New declarations on the rights of the State and the conditions of a really Ecumenical Council, directly condemning the new Roman system of the Syllabus and Infallibilism, may perhaps appear in a few days. While

in the highest degree critical and threatening for the Council, they might form the basis of sounder developments for the future. If particular States are to bring the matter to a decisive issue, it seems desirable that the Bishops should come forward with their resolutions designed to promote this end.

THIRTY-FIFTH LETTER.

Rome, April 12, 1870.-Veuillot says, in the Univers of April 2, that there are three great "devotions” in Rome, the Holy Sacrament, the holy Virgin, and the Pope. For the moment, and in regard to the Council and all that concerns the Curia, the devotion to the Pope is of course the chief affair. How that devotion may best be erected into the supreme law of religious thought and feeling-how to effect that henceforth, in all questions of the spiritual life, every one shall turn only to Rome and take his orders and look for certainty from thence alone--this is the task the Council has to achieve; all else is subordinate, or is merely the means to an end.

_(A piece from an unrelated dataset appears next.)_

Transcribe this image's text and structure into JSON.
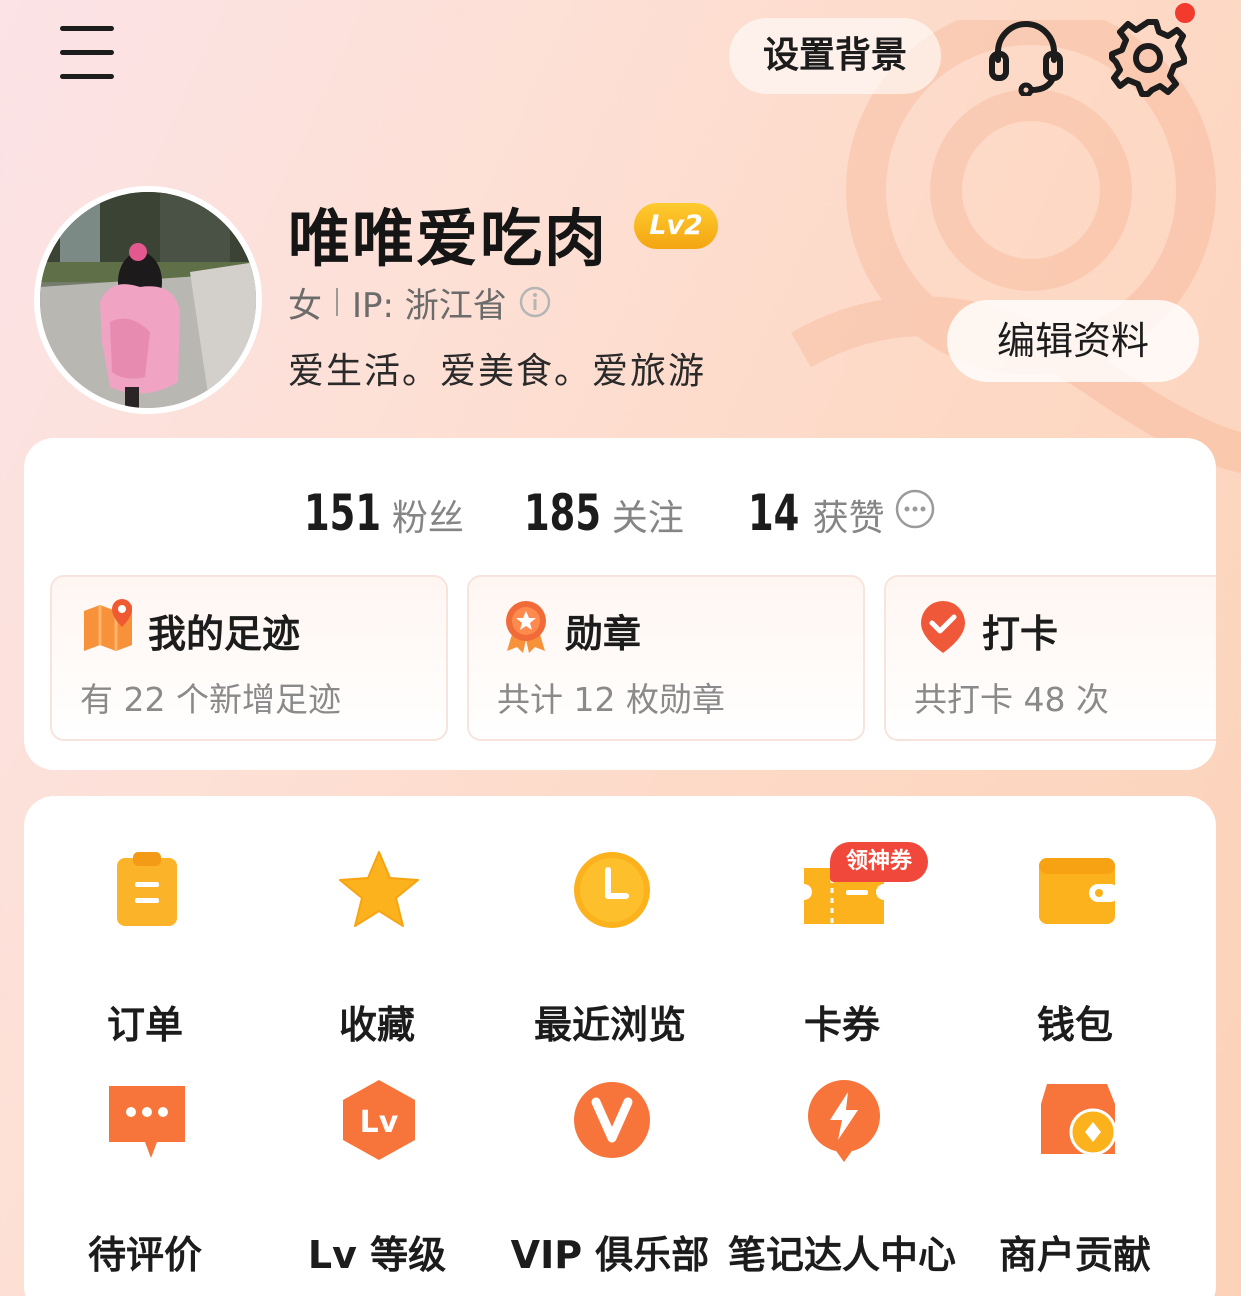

Next to the Jesuits Veuillot is unquestionably the man to whom infallibilism is chiefly indebted; and when it is made a dogma, a grateful posterity must give honourable place to his name among the promulgators of the new article of faith. He is much too

modest, when he says his rôle in the Church is only that of the door-keeper who drives out the dogs during divine service. Veuillot is much more to his readers than any Father of the Church. Continual dropping hollows out the stone, and for years past Veuillot has been familiarizing his readers, in numberless articles where the copious verbiage concealed the poverty of thought, with the notion that papal infallibility is the first and greatest of all truths. His journal is read even in Rome in the highest circles, and read by those who read nothing else, except perhaps Margotti's Unità Cattolica.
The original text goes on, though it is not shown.